BRIANDATE. Continua a tenere banco il caso di Adil Belakhdim, il sindacalista del “Cobas Sì” investito ed ucciso a Briandate, in provincia di Novara, davanti all’ingresso del centro di distribuzione Lidl, nella mattinata di venerdì 18 giugno.
Al conducente del camion che avrebbe trasportato, per una decina di metri, il corpo della vittima, oltre a ferire altre quattro persone, sono stati accordati gli arresti domiciliari, in attesa di rispondere delle accuse di omicidio stradale, resistenza e omissione di soccorso. L’uomo, che avrebbe compiuto l’atto a seguito di un forte diverbio con i manifestanti, è stato fermato a distanza di qualche chilometro dal luogo dall’accaduto, dopo una breve fuga, all’altezza del casello autostradale di Novara Ovest.

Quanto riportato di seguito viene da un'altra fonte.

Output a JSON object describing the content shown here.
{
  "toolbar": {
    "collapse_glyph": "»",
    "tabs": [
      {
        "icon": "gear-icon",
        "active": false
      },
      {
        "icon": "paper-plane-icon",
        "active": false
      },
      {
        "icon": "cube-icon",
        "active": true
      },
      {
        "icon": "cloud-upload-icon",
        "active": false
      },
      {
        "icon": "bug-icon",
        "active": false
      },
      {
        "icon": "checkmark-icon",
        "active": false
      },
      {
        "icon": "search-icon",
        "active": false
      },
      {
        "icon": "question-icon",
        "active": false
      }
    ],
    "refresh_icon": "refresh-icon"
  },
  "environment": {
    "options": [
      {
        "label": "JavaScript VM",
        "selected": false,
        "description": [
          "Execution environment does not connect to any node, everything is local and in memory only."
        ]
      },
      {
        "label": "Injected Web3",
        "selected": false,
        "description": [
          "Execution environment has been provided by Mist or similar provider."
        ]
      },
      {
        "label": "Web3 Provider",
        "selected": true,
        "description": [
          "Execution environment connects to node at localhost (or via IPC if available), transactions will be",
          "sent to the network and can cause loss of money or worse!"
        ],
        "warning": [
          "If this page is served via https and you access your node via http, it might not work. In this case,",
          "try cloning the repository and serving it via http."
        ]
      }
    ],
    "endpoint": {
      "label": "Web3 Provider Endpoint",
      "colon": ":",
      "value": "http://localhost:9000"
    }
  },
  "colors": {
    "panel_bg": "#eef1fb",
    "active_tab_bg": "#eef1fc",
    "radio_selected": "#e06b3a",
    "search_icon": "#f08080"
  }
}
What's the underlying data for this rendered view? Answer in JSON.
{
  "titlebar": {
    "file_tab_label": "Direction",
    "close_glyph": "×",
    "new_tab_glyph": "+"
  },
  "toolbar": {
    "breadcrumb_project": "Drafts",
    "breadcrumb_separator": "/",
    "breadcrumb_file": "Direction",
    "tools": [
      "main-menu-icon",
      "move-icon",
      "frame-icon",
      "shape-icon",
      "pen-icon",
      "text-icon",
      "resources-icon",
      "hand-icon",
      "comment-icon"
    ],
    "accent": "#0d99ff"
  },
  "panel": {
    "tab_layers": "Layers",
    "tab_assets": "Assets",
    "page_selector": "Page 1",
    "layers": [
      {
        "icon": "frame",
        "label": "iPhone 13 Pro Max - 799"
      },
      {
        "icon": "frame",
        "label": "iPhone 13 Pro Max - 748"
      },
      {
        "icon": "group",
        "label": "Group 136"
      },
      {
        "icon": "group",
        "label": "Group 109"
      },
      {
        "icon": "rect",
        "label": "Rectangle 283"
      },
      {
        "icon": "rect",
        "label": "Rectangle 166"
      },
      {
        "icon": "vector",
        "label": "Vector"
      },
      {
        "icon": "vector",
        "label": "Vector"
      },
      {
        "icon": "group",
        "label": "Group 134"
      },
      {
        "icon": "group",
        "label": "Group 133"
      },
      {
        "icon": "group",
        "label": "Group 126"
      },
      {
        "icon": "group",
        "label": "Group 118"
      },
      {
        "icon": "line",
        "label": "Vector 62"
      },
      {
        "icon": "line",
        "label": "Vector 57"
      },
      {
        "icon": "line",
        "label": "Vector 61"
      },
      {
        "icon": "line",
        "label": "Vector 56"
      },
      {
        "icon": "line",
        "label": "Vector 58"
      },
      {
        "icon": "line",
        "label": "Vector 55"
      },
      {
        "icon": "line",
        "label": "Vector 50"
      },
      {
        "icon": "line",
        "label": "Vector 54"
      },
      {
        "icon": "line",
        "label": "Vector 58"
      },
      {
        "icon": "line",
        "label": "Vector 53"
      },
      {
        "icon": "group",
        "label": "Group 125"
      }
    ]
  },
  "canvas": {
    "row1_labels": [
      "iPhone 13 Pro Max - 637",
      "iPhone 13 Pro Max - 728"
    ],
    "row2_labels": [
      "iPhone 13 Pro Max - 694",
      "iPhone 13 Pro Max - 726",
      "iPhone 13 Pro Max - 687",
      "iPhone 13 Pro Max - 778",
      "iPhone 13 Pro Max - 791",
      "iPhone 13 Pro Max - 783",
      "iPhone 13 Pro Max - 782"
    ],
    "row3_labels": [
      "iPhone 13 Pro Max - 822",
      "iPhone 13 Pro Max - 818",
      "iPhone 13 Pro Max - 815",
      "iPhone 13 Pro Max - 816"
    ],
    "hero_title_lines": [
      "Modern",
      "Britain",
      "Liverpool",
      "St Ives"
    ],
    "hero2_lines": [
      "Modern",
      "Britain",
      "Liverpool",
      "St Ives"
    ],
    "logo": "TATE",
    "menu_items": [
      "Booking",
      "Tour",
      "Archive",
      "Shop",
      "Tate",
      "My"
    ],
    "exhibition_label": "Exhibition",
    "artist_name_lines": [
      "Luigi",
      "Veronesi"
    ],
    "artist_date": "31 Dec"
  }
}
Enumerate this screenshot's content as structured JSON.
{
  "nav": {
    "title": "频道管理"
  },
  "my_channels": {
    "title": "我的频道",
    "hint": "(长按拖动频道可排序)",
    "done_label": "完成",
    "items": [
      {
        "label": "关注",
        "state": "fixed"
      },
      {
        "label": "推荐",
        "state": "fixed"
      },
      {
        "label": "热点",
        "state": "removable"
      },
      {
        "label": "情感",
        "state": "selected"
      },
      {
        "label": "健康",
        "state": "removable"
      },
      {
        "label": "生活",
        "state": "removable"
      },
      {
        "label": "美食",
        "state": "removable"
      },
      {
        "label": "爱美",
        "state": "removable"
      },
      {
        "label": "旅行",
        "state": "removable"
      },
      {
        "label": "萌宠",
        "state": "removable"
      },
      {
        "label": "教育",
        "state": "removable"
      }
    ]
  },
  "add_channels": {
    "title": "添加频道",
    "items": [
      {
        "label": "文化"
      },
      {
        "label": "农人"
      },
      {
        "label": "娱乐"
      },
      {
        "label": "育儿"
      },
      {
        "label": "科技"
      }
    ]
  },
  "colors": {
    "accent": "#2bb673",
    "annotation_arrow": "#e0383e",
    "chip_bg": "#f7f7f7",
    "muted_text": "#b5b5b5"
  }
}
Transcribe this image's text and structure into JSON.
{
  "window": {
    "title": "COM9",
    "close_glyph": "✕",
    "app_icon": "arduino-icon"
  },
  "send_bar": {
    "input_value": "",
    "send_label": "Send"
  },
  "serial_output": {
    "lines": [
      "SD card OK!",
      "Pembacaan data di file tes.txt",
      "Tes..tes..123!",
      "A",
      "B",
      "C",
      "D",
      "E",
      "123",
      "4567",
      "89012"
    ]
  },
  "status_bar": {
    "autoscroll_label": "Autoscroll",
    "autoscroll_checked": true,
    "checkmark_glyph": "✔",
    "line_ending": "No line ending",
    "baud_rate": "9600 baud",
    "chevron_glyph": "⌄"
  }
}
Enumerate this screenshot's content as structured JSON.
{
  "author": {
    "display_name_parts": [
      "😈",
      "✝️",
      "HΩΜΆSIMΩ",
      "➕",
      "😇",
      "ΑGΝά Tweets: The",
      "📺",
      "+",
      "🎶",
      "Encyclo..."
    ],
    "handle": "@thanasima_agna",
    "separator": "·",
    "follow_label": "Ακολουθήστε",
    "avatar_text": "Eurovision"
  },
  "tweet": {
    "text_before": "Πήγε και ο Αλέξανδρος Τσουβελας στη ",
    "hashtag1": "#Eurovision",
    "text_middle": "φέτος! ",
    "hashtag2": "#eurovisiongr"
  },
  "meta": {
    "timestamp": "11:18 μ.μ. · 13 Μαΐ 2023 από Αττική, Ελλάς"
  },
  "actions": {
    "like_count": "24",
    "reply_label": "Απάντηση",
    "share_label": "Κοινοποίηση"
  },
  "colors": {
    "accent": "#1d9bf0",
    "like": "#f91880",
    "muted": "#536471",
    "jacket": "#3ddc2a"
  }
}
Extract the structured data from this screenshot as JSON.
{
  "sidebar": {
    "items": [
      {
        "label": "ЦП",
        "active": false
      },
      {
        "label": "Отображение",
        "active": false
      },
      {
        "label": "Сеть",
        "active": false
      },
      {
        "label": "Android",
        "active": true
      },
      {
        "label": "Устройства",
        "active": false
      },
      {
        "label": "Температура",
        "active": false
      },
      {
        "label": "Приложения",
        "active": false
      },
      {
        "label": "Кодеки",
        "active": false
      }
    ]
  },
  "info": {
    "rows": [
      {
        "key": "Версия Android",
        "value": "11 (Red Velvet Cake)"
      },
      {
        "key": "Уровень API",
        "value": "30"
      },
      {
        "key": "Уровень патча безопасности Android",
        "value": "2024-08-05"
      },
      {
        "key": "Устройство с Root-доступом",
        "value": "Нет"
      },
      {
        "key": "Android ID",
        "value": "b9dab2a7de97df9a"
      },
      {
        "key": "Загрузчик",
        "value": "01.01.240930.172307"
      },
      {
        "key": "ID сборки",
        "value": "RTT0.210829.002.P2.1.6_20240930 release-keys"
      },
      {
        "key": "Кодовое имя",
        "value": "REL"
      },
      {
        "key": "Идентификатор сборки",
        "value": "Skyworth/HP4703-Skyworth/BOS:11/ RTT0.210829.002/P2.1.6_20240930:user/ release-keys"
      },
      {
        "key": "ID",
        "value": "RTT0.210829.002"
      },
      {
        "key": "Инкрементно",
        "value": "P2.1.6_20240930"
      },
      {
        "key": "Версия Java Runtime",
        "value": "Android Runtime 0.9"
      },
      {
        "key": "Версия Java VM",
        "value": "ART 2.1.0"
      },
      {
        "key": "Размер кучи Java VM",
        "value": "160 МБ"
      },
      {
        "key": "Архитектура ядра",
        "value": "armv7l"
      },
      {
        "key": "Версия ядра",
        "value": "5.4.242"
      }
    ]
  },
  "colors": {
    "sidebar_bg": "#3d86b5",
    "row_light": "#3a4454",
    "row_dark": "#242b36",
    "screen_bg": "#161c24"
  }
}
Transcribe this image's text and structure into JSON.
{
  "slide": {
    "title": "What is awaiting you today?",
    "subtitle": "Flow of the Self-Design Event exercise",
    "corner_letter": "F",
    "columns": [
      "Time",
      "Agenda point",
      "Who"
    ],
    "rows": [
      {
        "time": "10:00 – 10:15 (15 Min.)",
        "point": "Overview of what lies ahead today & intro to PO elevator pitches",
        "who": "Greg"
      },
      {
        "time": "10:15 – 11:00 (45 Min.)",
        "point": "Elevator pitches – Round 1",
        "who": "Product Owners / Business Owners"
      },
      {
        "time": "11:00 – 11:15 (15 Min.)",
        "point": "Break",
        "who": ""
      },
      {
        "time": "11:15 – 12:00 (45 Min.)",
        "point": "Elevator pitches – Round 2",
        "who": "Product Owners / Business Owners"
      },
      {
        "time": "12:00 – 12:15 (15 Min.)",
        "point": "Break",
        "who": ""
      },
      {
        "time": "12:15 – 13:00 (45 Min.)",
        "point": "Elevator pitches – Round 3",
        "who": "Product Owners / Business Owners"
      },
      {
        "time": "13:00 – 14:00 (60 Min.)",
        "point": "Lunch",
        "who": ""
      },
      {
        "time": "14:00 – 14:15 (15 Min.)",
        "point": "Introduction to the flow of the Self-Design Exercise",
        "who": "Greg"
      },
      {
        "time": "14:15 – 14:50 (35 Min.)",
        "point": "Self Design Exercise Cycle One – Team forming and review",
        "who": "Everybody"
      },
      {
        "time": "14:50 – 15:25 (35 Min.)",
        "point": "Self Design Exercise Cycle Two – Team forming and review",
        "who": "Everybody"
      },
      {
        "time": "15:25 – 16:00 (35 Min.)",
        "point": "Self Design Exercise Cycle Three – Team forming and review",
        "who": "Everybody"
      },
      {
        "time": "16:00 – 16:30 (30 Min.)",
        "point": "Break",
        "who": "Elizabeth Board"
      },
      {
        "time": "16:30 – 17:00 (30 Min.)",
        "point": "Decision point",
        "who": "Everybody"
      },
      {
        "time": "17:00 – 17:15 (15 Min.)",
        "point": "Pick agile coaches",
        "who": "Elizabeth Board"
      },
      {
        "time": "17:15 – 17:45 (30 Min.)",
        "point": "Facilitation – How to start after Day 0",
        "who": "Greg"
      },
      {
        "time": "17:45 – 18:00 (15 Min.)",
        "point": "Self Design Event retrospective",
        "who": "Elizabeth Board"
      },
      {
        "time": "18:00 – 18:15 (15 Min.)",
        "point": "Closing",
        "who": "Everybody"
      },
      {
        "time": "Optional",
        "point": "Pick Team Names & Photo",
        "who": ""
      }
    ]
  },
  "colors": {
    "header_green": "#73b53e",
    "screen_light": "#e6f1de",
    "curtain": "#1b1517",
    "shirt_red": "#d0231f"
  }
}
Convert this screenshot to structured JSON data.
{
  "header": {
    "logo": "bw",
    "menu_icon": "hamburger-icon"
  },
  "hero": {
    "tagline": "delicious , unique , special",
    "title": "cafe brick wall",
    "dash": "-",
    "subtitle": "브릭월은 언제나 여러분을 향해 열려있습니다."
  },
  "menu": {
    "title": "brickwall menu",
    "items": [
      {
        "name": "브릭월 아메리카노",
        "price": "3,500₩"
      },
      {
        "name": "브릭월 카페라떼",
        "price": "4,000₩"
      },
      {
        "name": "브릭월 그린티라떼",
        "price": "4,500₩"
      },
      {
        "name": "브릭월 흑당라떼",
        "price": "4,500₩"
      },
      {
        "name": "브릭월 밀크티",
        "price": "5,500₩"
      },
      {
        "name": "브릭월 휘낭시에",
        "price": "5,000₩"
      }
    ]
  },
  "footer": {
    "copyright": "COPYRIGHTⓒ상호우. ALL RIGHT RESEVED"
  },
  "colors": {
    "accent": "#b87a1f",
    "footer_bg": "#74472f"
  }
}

“Siamo davvero indignati per i lati interpretativi della legge per l’omicidio stradale – afferma il presidente dell’Associazione Italiana Familiari e Vittime della Strada ODV, Alberto Pallotti -. Il paradosso è che, chi uccide sulle strade non rispettando il codice o ottiene, nella maggiore dei casi, uno stato di libertà vigilata sino al terzo grado o viene arrestato al momento dell’accaduto per le aggravanti, per poi essere destinato ai domiciliari. Le leggi in Italia non contano più. Ricordiamo alcuni dei punti che noi riteniamo basilari per garantire giustizia in questo paese: «Art. 589-bis. (Omicidio stradale) Chiunque cagioni per colpa la morte di una persona con violazione delle norme sulla disciplina della circolazione stradale è punito con la reclusione da due a sette anni»; «Art. 589-ter. (Fuga del conducente in caso di omicidio stradale). Nel caso di cui all’articolo 589-bis, se il conducente si dà alla fuga, la pena è aumentata da un terzo a due terzi e comunque non può essere inferiore a cinque anni». Un quadro chiaro che non viene attuato nei tribunali: bisogna fornire ai giudici i mezzi per poter mettere al pari l’omicidio stradale con quello colposo. Chi commette questo reato, deve essere trattato allo stesso modo di chi uccide in altro modo. Chi guida ubriaco, sotto effetti di stupefacenti, al telefono o attuando altre forme di mancanza di rispetto nei confronti dell’utente della strada, merita il carcere sin da subito. Attendiamo di conoscere l’esito dell’inchiesta, ma, se per nessuno degli indagati si aprono le porte della galera, dobbiamo farci qualche domanda”.